The core role of computing power lies in overcoming performance bottlenecks and supporting the efficient operation of complex intelligent tasks. The demand for computing power in intelligent warfare exhibits an “exponential growth” characteristic: an advanced AI command system needs to run thousands of algorithm models simultaneously when processing battlefield data across the entire domain; a swarm of drones performing collaborative combat missions requires real-time interaction and decision-making calculations involving massive amounts of data; a large-scale virtual combat training exercise needs to simulate the interactive behaviors of tens or even hundreds of thousands of combat units. The completion of these complex tasks is inseparable from powerful computing power. Without sufficient computing power, even the highest quality data cannot be processed quickly, and even the most advanced algorithms cannot operate effectively. Currently, computing power has become a crucial indicator for measuring the level of military intelligence; whoever possesses stronger computing power holds the initiative in intelligent warfare.

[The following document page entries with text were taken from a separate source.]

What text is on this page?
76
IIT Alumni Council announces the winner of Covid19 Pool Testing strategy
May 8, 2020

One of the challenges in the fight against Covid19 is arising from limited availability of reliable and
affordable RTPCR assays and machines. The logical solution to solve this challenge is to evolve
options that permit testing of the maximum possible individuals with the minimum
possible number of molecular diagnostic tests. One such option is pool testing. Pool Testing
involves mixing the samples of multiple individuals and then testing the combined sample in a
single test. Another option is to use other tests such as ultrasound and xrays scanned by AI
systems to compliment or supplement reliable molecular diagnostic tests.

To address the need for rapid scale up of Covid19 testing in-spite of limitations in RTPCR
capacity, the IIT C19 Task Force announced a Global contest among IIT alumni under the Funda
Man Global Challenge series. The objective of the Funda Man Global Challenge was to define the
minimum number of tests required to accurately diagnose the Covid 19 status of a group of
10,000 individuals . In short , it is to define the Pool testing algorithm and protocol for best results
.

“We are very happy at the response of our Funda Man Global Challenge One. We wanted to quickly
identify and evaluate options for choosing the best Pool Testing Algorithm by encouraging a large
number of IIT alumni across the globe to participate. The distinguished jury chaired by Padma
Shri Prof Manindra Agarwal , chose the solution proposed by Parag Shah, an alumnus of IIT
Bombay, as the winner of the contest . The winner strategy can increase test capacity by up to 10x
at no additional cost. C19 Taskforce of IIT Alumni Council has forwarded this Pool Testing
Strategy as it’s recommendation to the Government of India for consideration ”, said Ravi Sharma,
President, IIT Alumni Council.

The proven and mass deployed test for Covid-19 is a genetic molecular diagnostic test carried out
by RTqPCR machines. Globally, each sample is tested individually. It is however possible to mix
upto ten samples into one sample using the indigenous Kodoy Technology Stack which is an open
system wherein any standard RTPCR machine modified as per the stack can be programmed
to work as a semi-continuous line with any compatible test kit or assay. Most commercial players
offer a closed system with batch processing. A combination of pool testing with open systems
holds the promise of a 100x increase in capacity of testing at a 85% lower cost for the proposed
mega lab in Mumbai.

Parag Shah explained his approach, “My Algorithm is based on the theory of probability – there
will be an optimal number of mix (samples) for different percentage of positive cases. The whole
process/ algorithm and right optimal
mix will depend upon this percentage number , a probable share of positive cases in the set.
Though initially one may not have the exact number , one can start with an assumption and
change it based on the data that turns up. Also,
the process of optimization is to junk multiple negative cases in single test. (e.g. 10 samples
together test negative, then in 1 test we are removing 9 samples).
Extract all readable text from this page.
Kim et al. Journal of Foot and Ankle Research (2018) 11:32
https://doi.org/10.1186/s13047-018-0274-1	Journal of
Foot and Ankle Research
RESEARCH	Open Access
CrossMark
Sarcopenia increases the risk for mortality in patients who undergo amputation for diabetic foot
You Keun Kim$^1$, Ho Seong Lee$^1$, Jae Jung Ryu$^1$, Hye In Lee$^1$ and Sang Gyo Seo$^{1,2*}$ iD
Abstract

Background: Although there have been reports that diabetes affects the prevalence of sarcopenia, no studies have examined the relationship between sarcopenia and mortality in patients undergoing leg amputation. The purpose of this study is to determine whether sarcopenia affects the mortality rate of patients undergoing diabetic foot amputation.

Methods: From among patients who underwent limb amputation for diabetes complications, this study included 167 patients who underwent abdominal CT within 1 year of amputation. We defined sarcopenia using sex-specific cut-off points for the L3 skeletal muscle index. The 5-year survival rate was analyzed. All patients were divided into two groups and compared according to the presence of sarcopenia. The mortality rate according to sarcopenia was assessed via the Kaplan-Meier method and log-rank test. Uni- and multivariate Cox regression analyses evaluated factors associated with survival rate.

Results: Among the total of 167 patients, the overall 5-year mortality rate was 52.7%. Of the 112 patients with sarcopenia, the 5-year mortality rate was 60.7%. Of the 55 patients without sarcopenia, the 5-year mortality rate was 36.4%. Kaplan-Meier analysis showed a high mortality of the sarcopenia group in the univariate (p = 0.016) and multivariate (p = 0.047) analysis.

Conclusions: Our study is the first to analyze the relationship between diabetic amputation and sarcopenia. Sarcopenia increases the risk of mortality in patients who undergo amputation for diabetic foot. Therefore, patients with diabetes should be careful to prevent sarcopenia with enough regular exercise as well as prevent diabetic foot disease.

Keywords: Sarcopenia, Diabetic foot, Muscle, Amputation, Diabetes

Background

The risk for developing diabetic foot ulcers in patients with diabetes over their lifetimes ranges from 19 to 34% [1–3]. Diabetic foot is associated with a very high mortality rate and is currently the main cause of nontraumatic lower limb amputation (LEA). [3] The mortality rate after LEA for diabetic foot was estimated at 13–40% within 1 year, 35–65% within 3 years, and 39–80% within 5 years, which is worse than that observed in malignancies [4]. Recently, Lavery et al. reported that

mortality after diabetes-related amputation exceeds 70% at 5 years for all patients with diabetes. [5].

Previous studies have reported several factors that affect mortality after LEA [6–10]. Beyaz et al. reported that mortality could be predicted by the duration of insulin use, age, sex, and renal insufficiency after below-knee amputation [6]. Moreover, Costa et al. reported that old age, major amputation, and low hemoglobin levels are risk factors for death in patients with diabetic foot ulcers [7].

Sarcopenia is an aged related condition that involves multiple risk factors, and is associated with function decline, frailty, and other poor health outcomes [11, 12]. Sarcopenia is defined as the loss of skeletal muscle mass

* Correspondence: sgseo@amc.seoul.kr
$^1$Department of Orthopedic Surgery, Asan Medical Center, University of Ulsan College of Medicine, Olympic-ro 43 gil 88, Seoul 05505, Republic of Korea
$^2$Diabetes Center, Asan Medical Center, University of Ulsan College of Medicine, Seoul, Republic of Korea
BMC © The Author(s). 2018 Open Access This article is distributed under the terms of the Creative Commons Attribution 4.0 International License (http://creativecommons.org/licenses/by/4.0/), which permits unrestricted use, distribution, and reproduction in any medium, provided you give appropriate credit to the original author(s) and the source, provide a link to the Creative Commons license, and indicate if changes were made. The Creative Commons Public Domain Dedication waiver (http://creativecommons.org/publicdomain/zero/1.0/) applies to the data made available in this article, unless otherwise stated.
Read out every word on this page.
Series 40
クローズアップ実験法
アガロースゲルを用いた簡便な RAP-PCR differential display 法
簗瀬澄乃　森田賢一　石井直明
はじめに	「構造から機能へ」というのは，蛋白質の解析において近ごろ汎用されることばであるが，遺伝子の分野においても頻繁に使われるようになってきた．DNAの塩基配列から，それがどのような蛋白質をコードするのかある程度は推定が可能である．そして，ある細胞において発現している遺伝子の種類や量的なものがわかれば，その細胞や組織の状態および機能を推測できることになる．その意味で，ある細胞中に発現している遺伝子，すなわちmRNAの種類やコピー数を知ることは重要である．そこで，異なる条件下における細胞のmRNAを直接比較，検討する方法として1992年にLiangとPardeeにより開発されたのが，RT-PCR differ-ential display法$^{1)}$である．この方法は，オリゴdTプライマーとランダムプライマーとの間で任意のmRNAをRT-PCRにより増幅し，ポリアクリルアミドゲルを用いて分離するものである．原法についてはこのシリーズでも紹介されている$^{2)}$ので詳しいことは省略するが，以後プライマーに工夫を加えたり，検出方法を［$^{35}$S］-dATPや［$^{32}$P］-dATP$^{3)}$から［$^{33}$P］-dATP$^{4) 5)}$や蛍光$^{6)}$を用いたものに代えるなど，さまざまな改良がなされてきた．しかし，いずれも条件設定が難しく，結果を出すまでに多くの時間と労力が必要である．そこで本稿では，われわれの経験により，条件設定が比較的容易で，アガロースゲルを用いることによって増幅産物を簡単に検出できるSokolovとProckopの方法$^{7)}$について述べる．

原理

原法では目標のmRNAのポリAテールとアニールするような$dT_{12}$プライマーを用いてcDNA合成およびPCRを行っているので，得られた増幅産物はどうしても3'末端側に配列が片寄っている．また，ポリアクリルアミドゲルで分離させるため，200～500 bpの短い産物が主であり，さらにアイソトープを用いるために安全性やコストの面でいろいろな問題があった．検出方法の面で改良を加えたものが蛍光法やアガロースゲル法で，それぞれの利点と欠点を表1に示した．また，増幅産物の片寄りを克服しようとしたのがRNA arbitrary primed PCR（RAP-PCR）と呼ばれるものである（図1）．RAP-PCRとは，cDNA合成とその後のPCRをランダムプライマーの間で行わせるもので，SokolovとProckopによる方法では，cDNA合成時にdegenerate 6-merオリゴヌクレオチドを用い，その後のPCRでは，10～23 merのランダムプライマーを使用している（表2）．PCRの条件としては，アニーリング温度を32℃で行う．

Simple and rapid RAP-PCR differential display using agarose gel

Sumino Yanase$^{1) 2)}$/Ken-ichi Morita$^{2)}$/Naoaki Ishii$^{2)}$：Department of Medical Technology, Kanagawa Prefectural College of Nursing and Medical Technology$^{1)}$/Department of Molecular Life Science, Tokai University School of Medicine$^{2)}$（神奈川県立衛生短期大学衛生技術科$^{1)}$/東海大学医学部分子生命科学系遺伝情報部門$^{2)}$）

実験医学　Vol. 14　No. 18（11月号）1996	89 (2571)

Building a computing power system adapted to the needs of intelligent transformation requires creating a collaborative computing power layout across the cloud, edge, and terminal. In the cloud, distributed cloud computing centers need to be constructed to build a computing power foundation that covers the entire domain and is elastically scalable. Relying on infrastructure such as big data centers and supercomputing centers, various computing resources should be integrated to form a large-scale, intensive computing power supply capability. At the edge, computing power should be deployed more readily, enhancing the autonomous computing capabilities of the battlefield. For special scenarios such as forward positions, naval vessels, and air platforms, miniaturized, low-power, and highly reliable edge computing nodes should be developed to transfer some computing tasks from the cloud to the edge. This reduces reliance on communication links and data transmission latency, and ensures that combat units can autonomously complete basic tasks such as target identification, path planning, and coordination even in extreme environments such as communication interruptions or signal blackouts, thus improving the system’s survivability. At the terminal, the built-in computing power of equipment should be strengthened to improve the intelligence level of individual combat platforms. By embedding high-performance AI chips into platforms such as drones, unmanned vehicles, and missile weapons, equipment is endowed with the ability to autonomously perceive, make decisions, and act, making it an intelligent unit with independent combat capabilities and laying the foundation for cluster collaboration and system-on-system confrontation.
Enhancing the combat readiness of computing power support requires strengthening technological innovation and security protection. In terms of technological innovation, it is crucial to keep pace with the development trends of computing power technology and accelerate the military application of new computing technologies. Focusing on cutting-edge areas such as quantum computing, photonic computing, and neuromorphic computing, we must break through the performance bottlenecks of traditional computing architectures and develop disruptive new computing power equipment. Simultaneously, we must strengthen the construction of computing power networks, building high-bandwidth, low-latency, and interference-resistant computing power transmission networks. By integrating technologies such as 5G, 6G, and satellite communication, we can ensure computing power collaboration and data interaction between the cloud, edge, and terminals, achieving seamless connection and efficient scheduling of computing power resources. In terms of security protection, we must establish a computing power security system to prevent the risks of attacks, hijacking, and misuse of computing power resources. By adopting technologies such as encrypted computing and trusted computing, we can ensure the security and privacy of data during the computing process; strengthen the physical and network protection of computing power facilities, and build a multi-layered, all-round protective barrier to ensure that the computing power system can operate stably in wartime and is not subject to enemy interference or damage.